(Finally, I’ve had the time to sit down and write this. For logic’s sake, these entries will be moved in a week’s time so that they lie next to the rest of the trip.)
The next day, we headed South of Tokyo and Yokohama to the crowd-pleasing Kamakura region. With a lot to see and do, it was another early start, but one of those places where even if you can’t see everything (there being over 200 temples), it’s a shame to miss part of the main sights due to timing problems.
This Buddha statue carved into wood was reminiscent of the tree that had grown around the figure that I saw in Thailand.
The weather again was kind to us, and it made walking between the temples comfortable.
One of the best memories of the trip was that we went in the middle of 七五三 (shichi-go-san or 7-5-3) a coming-of –age celebration when boys of 3 and 5 and girls of 3 and 7 visit shrines with their families. Originating in the Heian Period, this was the time when boys, in the samurai class, were allowed to grow out their hair, and girls could begin to wear more complicated kimono. One of the biggest traditions is to eat 千歳飴 (chitoseame – which literally translates as thousand year candy) to ensure a long life. And, as Wikipedia usefully explains, the biggest difference between the samurai times and today’s celebrations, is that a “more modern practice is photography”.

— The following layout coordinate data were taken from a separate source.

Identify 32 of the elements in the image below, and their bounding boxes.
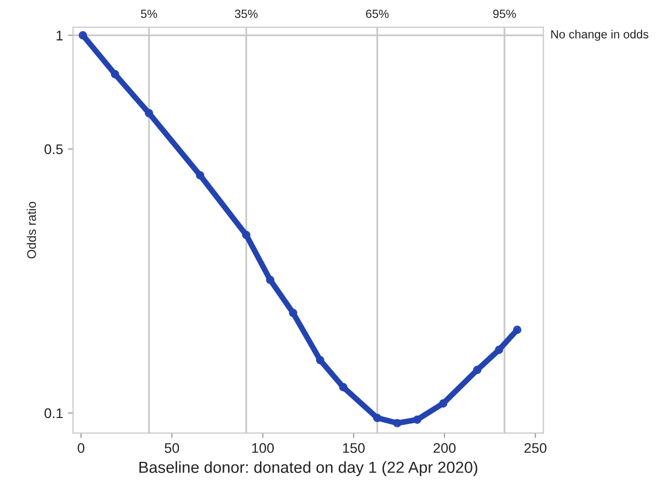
ref-line-label: No change in odds	[551, 30, 648, 41]
point	[439, 399, 448, 408]
point	[339, 383, 348, 392]
point	[242, 230, 250, 240]
x-tick-label: 0	[78, 443, 84, 453]
x-tick-label: 200	[434, 443, 456, 453]
text: 95%	[493, 10, 516, 18]
x-tick-label: 150	[343, 443, 365, 453]
point	[78, 31, 88, 40]
text: 35%	[234, 10, 258, 18]
x-tick-label: 250	[524, 443, 546, 453]
x-axis-title: Baseline donor: donated on day 1 (22 Apr 2020)	[139, 461, 478, 476]
point	[393, 418, 402, 428]
point	[266, 276, 274, 284]
point	[494, 346, 504, 354]
point	[144, 109, 154, 118]
point	[110, 70, 120, 78]
x-tick-label: 50	[164, 443, 180, 453]
point	[413, 416, 422, 424]
text: 65%	[366, 10, 389, 18]
y-tick-label: 1	[56, 30, 63, 40]
x-tick-label: 100	[252, 443, 274, 453]
text: 5%	[140, 10, 158, 18]
point	[373, 414, 382, 422]
point	[316, 356, 324, 364]
point	[196, 171, 204, 180]
y-tick-label: 0.5	[44, 144, 63, 154]
point	[288, 308, 298, 318]
point	[473, 366, 482, 374]
y-tick-label: 0.1	[44, 408, 63, 418]
y-axis-title: Odds ratio	[26, 202, 36, 258]
point	[513, 326, 522, 334]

As bustling as it was due to the festival, it seems quite serene in this photo:
But if you look a little higher over the bridge:
Next on the Enoden Line (electric railway) to Hase-dera. This temple is located on a hillside, and houses the rotating bookcase that I already have a vlog of.
The last picture is the shrine to unborn children that die during pregnancy. The statues go on and on. A nice touch on the money and flowers usually brought to shrines, this one is full of chocolate and sweets.
Of course, being a few minutes away, we couldn’t not take a peek at the Daibutsu:
I’ve been five times now, and each time the sky has been different. Towards the end of my stay in Japan, please remind me to put a picture of each visit together in one blog entry. It really does change the whole look and feel of the place.
The final stop was further along the railway to Enoshima Island. This was a rather fantastic journey as you are travelling along the coast, so at times all you can see is sea. There were a few schools that we passed on the way, and brilliantly timed with the school rush-hour, it was a bit of a squeeze. Still, nothing like authentic Japanese culture.
We arrived as the sun was setting, which meant for many photo opportunities:
To be perfectly honest, writing this up three months later meant that the sequence of events didn't flow perfectly in my mind. Still, I'm pretty sure I got everything down that I wanted to. Further reason for me to be so thankful that I kept this blog running. It's going to be a shame, when my time in Japan will be over, and I'll have little to write about.